Today, many energy software solutions do claim to offer utilities a more efficient ‘unified’ platform, where you can access all the capabilities needed to serve end customers in one place. Yet when you look under the hood, these systems often aren’t quite as holistic as they might seem. Most ultimately retain the same old underlying disconnected structure, pulling many different data points from many different platforms, in many different formats, into a "central" hub, with a thin veneer of "unity" plastered over the top.
Even when software solutions are designed specifically for the energy market, if the relevant data remains siloed under the hood, pulled from a range of different platforms, in a range of different forms and formats, and so they end up with unreliable AI tools, which are more prone to "hallucinations," provide shallower answers, and are incapable of performing a broad range of tasks effectively.
What should utility-grade AI look like?
Kraken has been designed to leverage AI. Kraken was purpose built to dismantle siloes and unlock more efficient ways of running a utility.
The capabilities for Kraken’s unified energy system — customer capabilities, consumer device optimization, large asset control, fieldworks and more — draw from one central data source, containing a wealth of secure, coherently-formatted data. This unified data model is designed for easy retrieval, and constantly maintained to ensure health and accessibility.
Ultimately, a true single-data model unlocks a huge range of benefits. It empowers team members to action a wide array of tasks, enables clients to draw on a wide array of data to make informed decisions, and underpins the training, and operation, of capable, reliable AI.
Case study: Kraken’s AI-powered customer capabilities
The benefits of a truly unified, utility-grade AI are evident in Kraken’s AI-powered customer capabilities. Today 9 leading utilities around the world including Origin, E.On and EDF are using Kraken’s AI to complete a wide range of tasks, across 7 countries, in 6 different languages.

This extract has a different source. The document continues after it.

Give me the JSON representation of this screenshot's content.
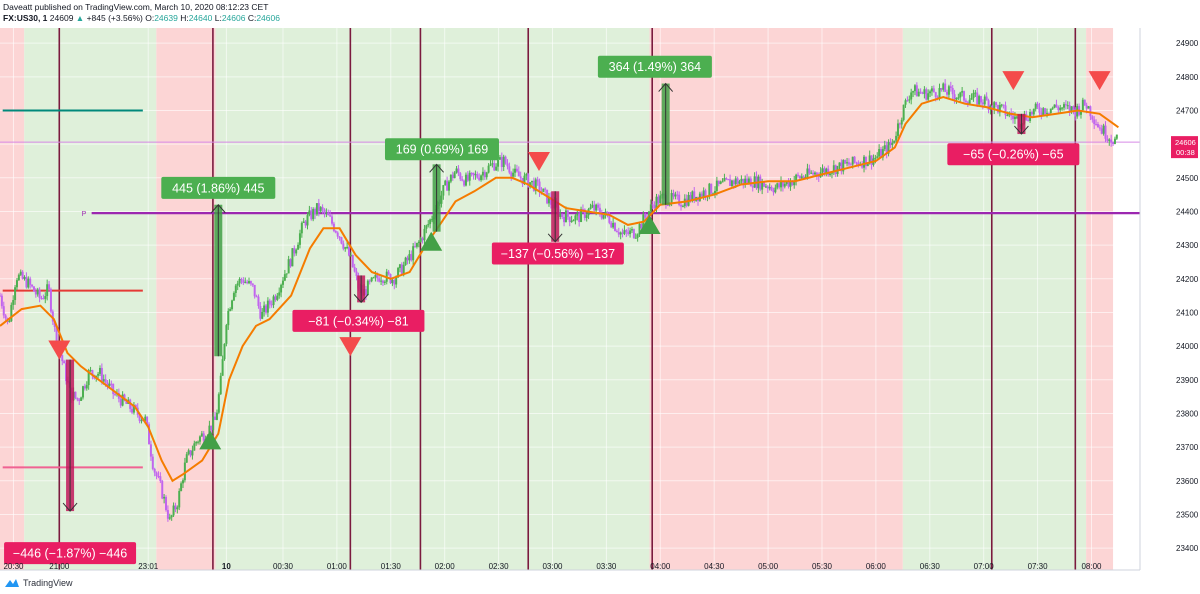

Kraken’s AI is used to summarize previous calls and messages in a thread with a customer, saving huge amounts of time that customer agents usually spend familiarizing themselves with accounts. It can also draft messages to customers, taking into account a wide array of account-relevant data. Currently, Kraken’s AI drafts over 40% of emails for clients with these AI capabilities, and our evidence suggests that customers actually prefer these types of communication. By simplifying many of the more mundane tasks, healthy AI gives customer agents more freedom to focus on the work that matters most.
Everybody benefits
AI ultimately holds a huge amount of promise for utilities and other businesses across the energy sector, but today many run the risk of getting stuck with constrained, siloed AI that can only do so much, so well. To make the most of the promises this new tech offers, utilities must be able to identify truly unified, versatile, data-smart solutions, and Kraken provides a case in point.